I'm not savvy enough to attend O'Reilly Media's annual hacker event, Foo Camp, but I'm geeky enough to appreciate some of what goes on there. And while I understand the terms used in the quote under this snap, the process is nothing I could pull off. So thanks for being a geek and sharing the spoils, Jesse Vincent - an Amazon Kindle running Ubuntu Linux 9.04, Jaunty Jackalope. (cont.)
I'm pulling the hacker's description straight from BoingBoing to avoid confusion. I hope it doesn't have the opposite effect.
"What you see there is a Kindle 2 with the Ubuntu 9.04 port to ARM running in a chrooted environment. On the screen you see xdaliclock in front of an xterm with the remains of a "top" command and a few mildly embarrassing typos.
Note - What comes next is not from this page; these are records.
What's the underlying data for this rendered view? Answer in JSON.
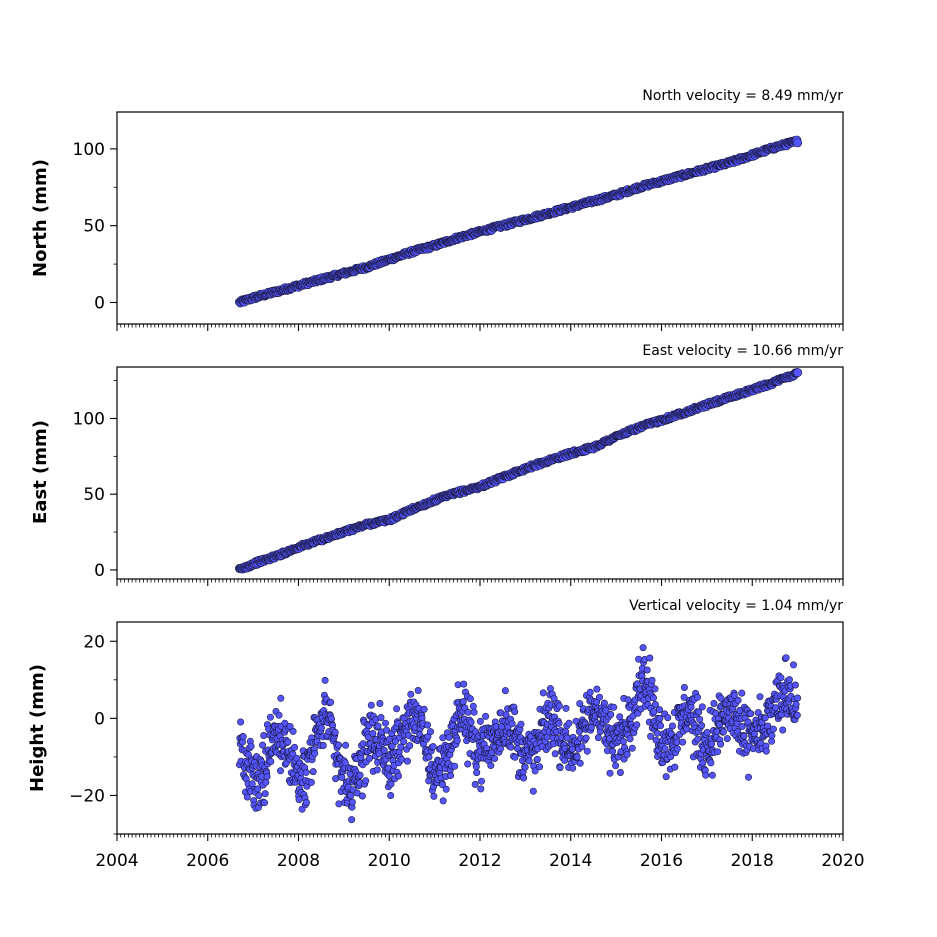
{
  "chart_data": [
    {
      "type": "scatter",
      "title": "North velocity = 8.49 mm/yr",
      "xlabel": "",
      "ylabel": "North (mm)",
      "xlim": [
        2004,
        2020
      ],
      "ylim": [
        -14,
        124
      ],
      "yticks": [
        "0",
        "50",
        "100"
      ],
      "yticks_values": [
        0,
        50,
        100
      ],
      "xticks": [],
      "marker_color": "#5555ff",
      "edge_color": "#1a1a40",
      "series": [
        {
          "x": [
            2006.7,
            2007.0,
            2007.5,
            2008.0,
            2008.5,
            2009.0,
            2009.5,
            2010.0,
            2010.5,
            2011.0,
            2011.5,
            2012.0,
            2012.5,
            2013.0,
            2013.5,
            2014.0,
            2014.5,
            2015.0,
            2015.5,
            2016.0,
            2016.5,
            2017.0,
            2017.5,
            2018.0,
            2018.5,
            2019.0
          ],
          "values": [
            0,
            3,
            7,
            11,
            15,
            19,
            23,
            28,
            33,
            37,
            42,
            46,
            50,
            54,
            58,
            62,
            66,
            70,
            75,
            79,
            83,
            87,
            91,
            96,
            101,
            105
          ]
        }
      ]
    },
    {
      "type": "scatter",
      "title": "East velocity = 10.66 mm/yr",
      "xlabel": "",
      "ylabel": "East (mm)",
      "xlim": [
        2004,
        2020
      ],
      "ylim": [
        -6,
        134
      ],
      "yticks": [
        "0",
        "50",
        "100"
      ],
      "yticks_values": [
        0,
        50,
        100
      ],
      "xticks": [],
      "marker_color": "#5555ff",
      "edge_color": "#1a1a40",
      "series": [
        {
          "x": [
            2006.7,
            2007.0,
            2007.5,
            2008.0,
            2008.5,
            2009.0,
            2009.5,
            2010.0,
            2010.5,
            2011.0,
            2011.5,
            2012.0,
            2012.5,
            2013.0,
            2013.5,
            2014.0,
            2014.5,
            2015.0,
            2015.5,
            2016.0,
            2016.5,
            2017.0,
            2017.5,
            2018.0,
            2018.5,
            2019.0
          ],
          "values": [
            0,
            4,
            9,
            15,
            20,
            25,
            30,
            33,
            40,
            46,
            51,
            55,
            61,
            67,
            72,
            77,
            81,
            88,
            94,
            99,
            104,
            109,
            114,
            119,
            124,
            130
          ]
        }
      ]
    },
    {
      "type": "scatter",
      "title": "Vertical velocity = 1.04 mm/yr",
      "xlabel": "",
      "ylabel": "Height (mm)",
      "xlim": [
        2004,
        2020
      ],
      "ylim": [
        -30,
        25
      ],
      "yticks": [
        "20",
        "0",
        "−20"
      ],
      "yticks_values": [
        20,
        0,
        -20
      ],
      "xticks": [
        "2004",
        "2006",
        "2008",
        "2010",
        "2012",
        "2014",
        "2016",
        "2018",
        "2020"
      ],
      "xticks_values": [
        2004,
        2006,
        2008,
        2010,
        2012,
        2014,
        2016,
        2018,
        2020
      ],
      "marker_color": "#5555ff",
      "edge_color": "#1a1a40",
      "series": [
        {
          "x": [
            2006.7,
            2006.9,
            2007.1,
            2007.3,
            2007.6,
            2007.8,
            2008.0,
            2008.2,
            2008.4,
            2008.6,
            2008.8,
            2009.0,
            2009.2,
            2009.4,
            2009.6,
            2009.8,
            2010.0,
            2010.2,
            2010.4,
            2010.6,
            2010.8,
            2011.0,
            2011.2,
            2011.4,
            2011.6,
            2011.8,
            2012.0,
            2012.2,
            2012.4,
            2012.6,
            2012.8,
            2013.0,
            2013.2,
            2013.4,
            2013.6,
            2013.8,
            2014.0,
            2014.2,
            2014.4,
            2014.6,
            2014.8,
            2015.0,
            2015.2,
            2015.4,
            2015.6,
            2015.8,
            2016.0,
            2016.2,
            2016.4,
            2016.6,
            2016.8,
            2017.0,
            2017.2,
            2017.4,
            2017.6,
            2017.8,
            2018.0,
            2018.2,
            2018.4,
            2018.6,
            2018.8,
            2019.0
          ],
          "values": [
            -5,
            -14,
            -18,
            -10,
            -3,
            -9,
            -15,
            -12,
            -5,
            2,
            -9,
            -16,
            -19,
            -10,
            -3,
            -7,
            -11,
            -7,
            -2,
            2,
            -8,
            -14,
            -12,
            -6,
            3,
            -5,
            -8,
            -7,
            -4,
            0,
            -6,
            -9,
            -10,
            -3,
            1,
            -5,
            -8,
            -6,
            0,
            4,
            -4,
            -7,
            -3,
            4,
            12,
            2,
            -5,
            -6,
            -2,
            3,
            -4,
            -8,
            -3,
            0,
            2,
            -6,
            -3,
            -5,
            0,
            4,
            8,
            2
          ]
        }
      ]
    }
  ]
}
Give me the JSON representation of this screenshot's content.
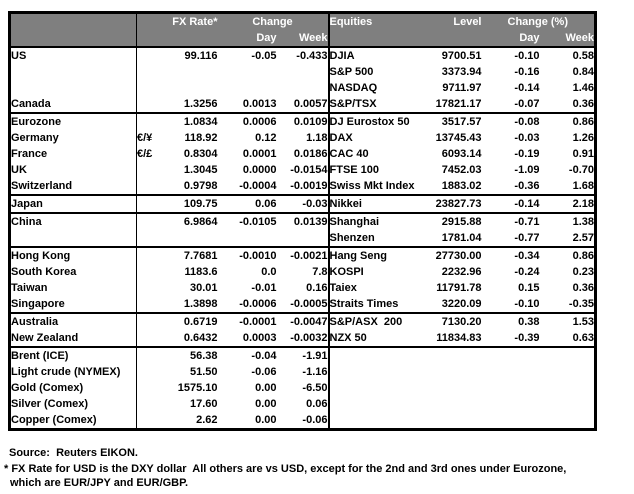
{
  "colors": {
    "header_bg": "#7f7f7f",
    "header_text": "#ffffff",
    "body_text": "#000000",
    "border": "#000000"
  },
  "header": {
    "fx_rate": "FX Rate*",
    "fx_change": "Change",
    "fx_day": "Day",
    "fx_week": "Week",
    "equities": "Equities",
    "level": "Level",
    "eq_change": "Change (%)",
    "eq_day": "Day",
    "eq_week": "Week"
  },
  "groups": [
    {
      "rows": [
        {
          "fx": [
            "US",
            "",
            "99.116",
            "-0.05",
            "-0.433"
          ],
          "eq": [
            "DJIA",
            "9700.51",
            "-0.10",
            "0.58"
          ]
        },
        {
          "fx": [
            "",
            "",
            "",
            "",
            ""
          ],
          "eq": [
            "S&P 500",
            "3373.94",
            "-0.16",
            "0.84"
          ]
        },
        {
          "fx": [
            "",
            "",
            "",
            "",
            ""
          ],
          "eq": [
            "NASDAQ",
            "9711.97",
            "-0.14",
            "1.46"
          ]
        },
        {
          "fx": [
            "Canada",
            "",
            "1.3256",
            "0.0013",
            "0.0057"
          ],
          "eq": [
            "S&P/TSX",
            "17821.17",
            "-0.07",
            "0.36"
          ]
        }
      ]
    },
    {
      "rows": [
        {
          "fx": [
            "Eurozone",
            "",
            "1.0834",
            "0.0006",
            "0.0109"
          ],
          "eq": [
            "DJ Eurostox 50",
            "3517.57",
            "-0.08",
            "0.86"
          ]
        },
        {
          "fx": [
            "Germany",
            "€/¥",
            "118.92",
            "0.12",
            "1.18"
          ],
          "indent": true,
          "eq": [
            "DAX",
            "13745.43",
            "-0.03",
            "1.26"
          ]
        },
        {
          "fx": [
            "France",
            "€/£",
            "0.8304",
            "0.0001",
            "0.0186"
          ],
          "indent": true,
          "eq": [
            "CAC 40",
            "6093.14",
            "-0.19",
            "0.91"
          ]
        },
        {
          "fx": [
            "UK",
            "",
            "1.3045",
            "0.0000",
            "-0.0154"
          ],
          "eq": [
            "FTSE 100",
            "7452.03",
            "-1.09",
            "-0.70"
          ]
        },
        {
          "fx": [
            "Switzerland",
            "",
            "0.9798",
            "-0.0004",
            "-0.0019"
          ],
          "eq": [
            "Swiss Mkt Index",
            "1883.02",
            "-0.36",
            "1.68"
          ]
        }
      ]
    },
    {
      "rows": [
        {
          "fx": [
            "Japan",
            "",
            "109.75",
            "0.06",
            "-0.03"
          ],
          "eq": [
            "Nikkei",
            "23827.73",
            "-0.14",
            "2.18"
          ]
        }
      ]
    },
    {
      "rows": [
        {
          "fx": [
            "China",
            "",
            "6.9864",
            "-0.0105",
            "0.0139"
          ],
          "eq": [
            "Shanghai",
            "2915.88",
            "-0.71",
            "1.38"
          ]
        },
        {
          "fx": [
            "",
            "",
            "",
            "",
            ""
          ],
          "eq": [
            "Shenzen",
            "1781.04",
            "-0.77",
            "2.57"
          ]
        }
      ]
    },
    {
      "rows": [
        {
          "fx": [
            "Hong Kong",
            "",
            "7.7681",
            "-0.0010",
            "-0.0021"
          ],
          "eq": [
            "Hang Seng",
            "27730.00",
            "-0.34",
            "0.86"
          ]
        },
        {
          "fx": [
            "South Korea",
            "",
            "1183.6",
            "0.0",
            "7.8"
          ],
          "eq": [
            "KOSPI",
            "2232.96",
            "-0.24",
            "0.23"
          ]
        },
        {
          "fx": [
            "Taiwan",
            "",
            "30.01",
            "-0.01",
            "0.16"
          ],
          "eq": [
            "Taiex",
            "11791.78",
            "0.15",
            "0.36"
          ]
        },
        {
          "fx": [
            "Singapore",
            "",
            "1.3898",
            "-0.0006",
            "-0.0005"
          ],
          "eq": [
            "Straits Times",
            "3220.09",
            "-0.10",
            "-0.35"
          ]
        }
      ]
    },
    {
      "rows": [
        {
          "fx": [
            "Australia",
            "",
            "0.6719",
            "-0.0001",
            "-0.0047"
          ],
          "eq": [
            "S&P/ASX  200",
            "7130.20",
            "0.38",
            "1.53"
          ]
        },
        {
          "fx": [
            "New Zealand",
            "",
            "0.6432",
            "0.0003",
            "-0.0032"
          ],
          "eq": [
            "NZX 50",
            "11834.83",
            "-0.39",
            "0.63"
          ]
        }
      ]
    },
    {
      "rows": [
        {
          "fx": [
            "Brent (ICE)",
            "",
            "56.38",
            "-0.04",
            "-1.91"
          ],
          "eq": [
            "",
            "",
            "",
            ""
          ]
        },
        {
          "fx": [
            "Light crude (NYMEX)",
            "",
            "51.50",
            "-0.06",
            "-1.16"
          ],
          "eq": [
            "",
            "",
            "",
            ""
          ]
        },
        {
          "fx": [
            "Gold (Comex)",
            "",
            "1575.10",
            "0.00",
            "-6.50"
          ],
          "eq": [
            "",
            "",
            "",
            ""
          ]
        },
        {
          "fx": [
            "Silver (Comex)",
            "",
            "17.60",
            "0.00",
            "0.06"
          ],
          "eq": [
            "",
            "",
            "",
            ""
          ]
        },
        {
          "fx": [
            "Copper (Comex)",
            "",
            "2.62",
            "0.00",
            "-0.06"
          ],
          "eq": [
            "",
            "",
            "",
            ""
          ]
        }
      ]
    }
  ],
  "footer": {
    "source": "Source:  Reuters EIKON.",
    "note1": "* FX Rate for USD is the DXY dollar  All others are vs USD, except for the 2nd and 3rd ones under Eurozone,",
    "note2": "which are EUR/JPY and EUR/GBP."
  }
}
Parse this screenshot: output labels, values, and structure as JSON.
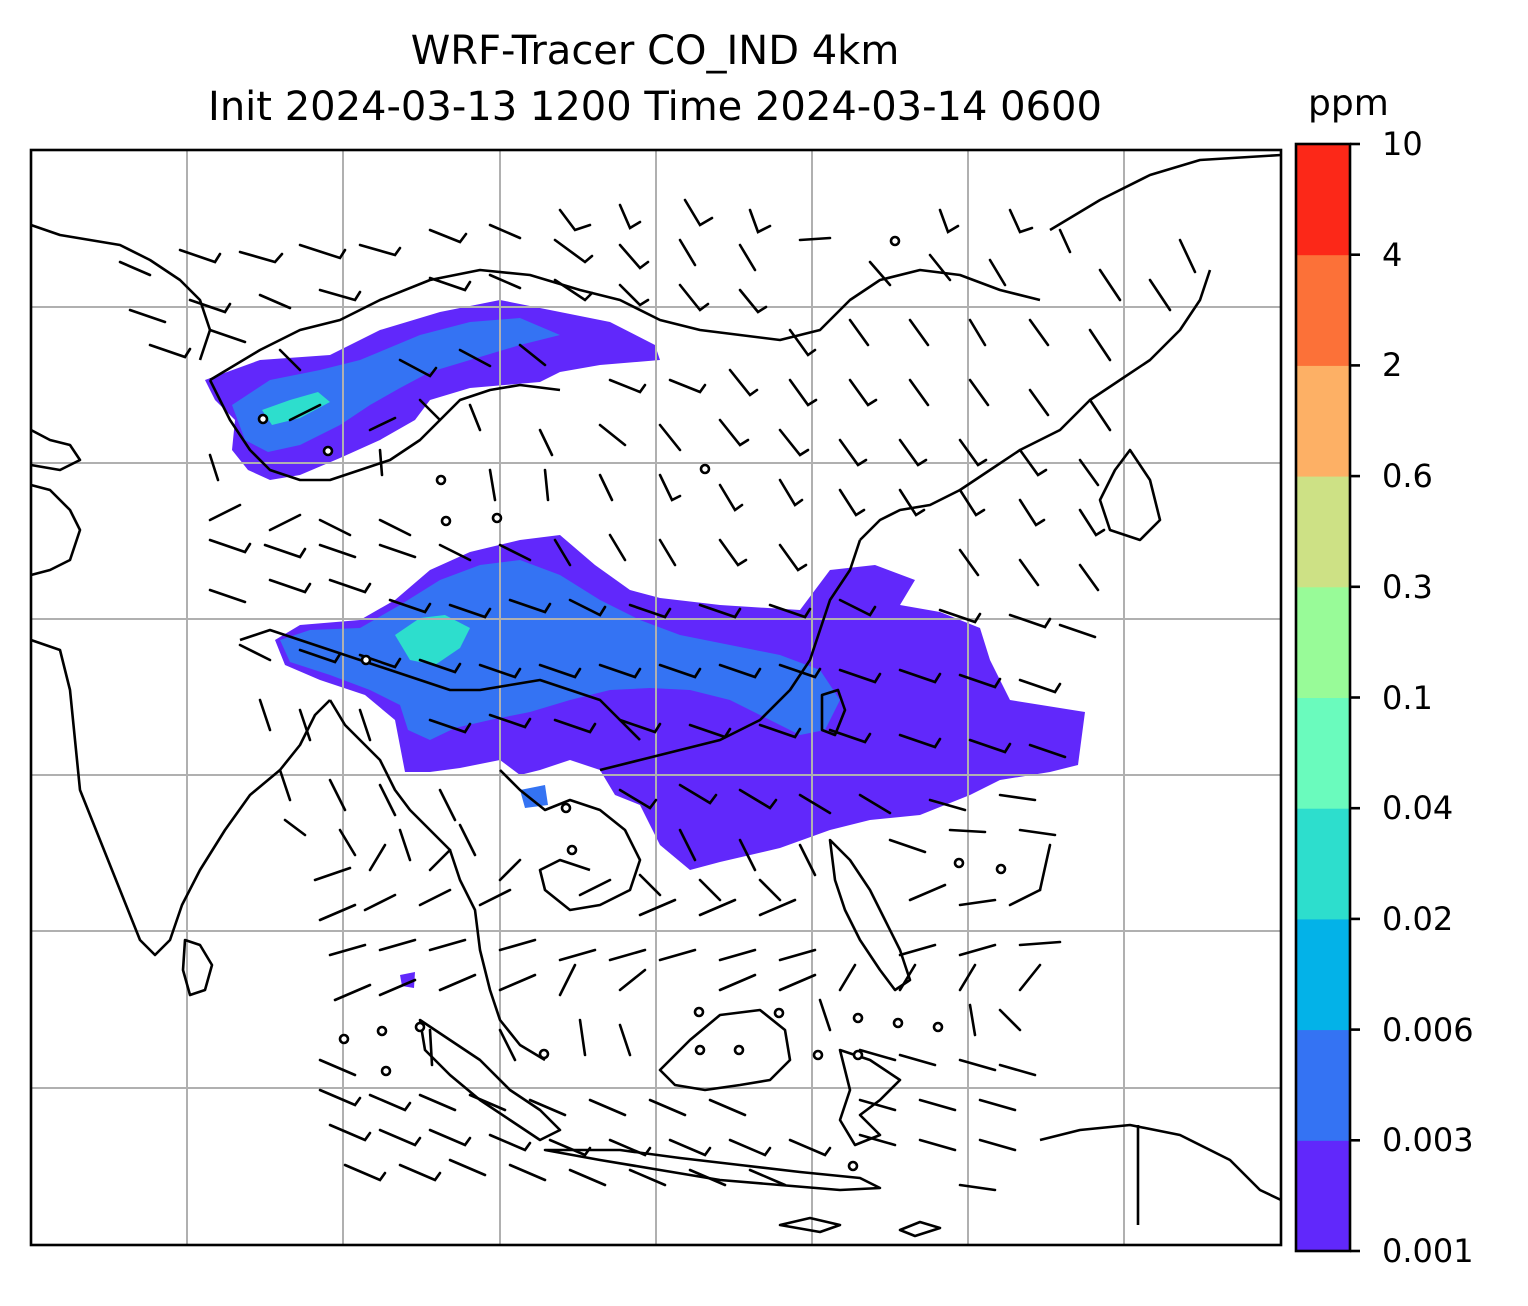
{
  "title": {
    "line1": "WRF-Tracer CO_IND 4km",
    "line2": "Init 2024-03-13 1200 Time 2024-03-14 0600"
  },
  "colorbar": {
    "unit": "ppm",
    "levels": [
      "0.001",
      "0.003",
      "0.006",
      "0.02",
      "0.04",
      "0.1",
      "0.3",
      "0.6",
      "2",
      "4",
      "10"
    ],
    "colors": [
      "#6128fb",
      "#3473f3",
      "#03b2e8",
      "#2ddecd",
      "#6afbbd",
      "#98fb98",
      "#cde185",
      "#fdb065",
      "#fc7138",
      "#fc2818"
    ]
  },
  "map": {
    "gridlines": true,
    "coastline_color": "#000000",
    "barb_color": "#000000",
    "plume_colors": {
      "light": "#6128fb",
      "mid": "#3473f3",
      "core": "#2ddecd"
    }
  }
}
To open up the Kindle, I used the USB networking debug mode Amazon left hanging around when they first shipped the Kindle 2, a statically linked telnetd and a cross-compiler to bootstrap myself. From there, I built a daemon that can convert DRM-free PDFs and ePubs into something Amazon's reader on the Kindle can deal with. After that, I started to get curious about what else might be possible. It only took a few evenings to get a moderately usable Ubuntu environment running.
Mostly, the Kindle is a lovely little Linux box. Getting X working took a bit of hacking, but everything else 'just works' with very little configuration."
The result is not necessarily the most productive of rigs, but hey, it's fun stuff.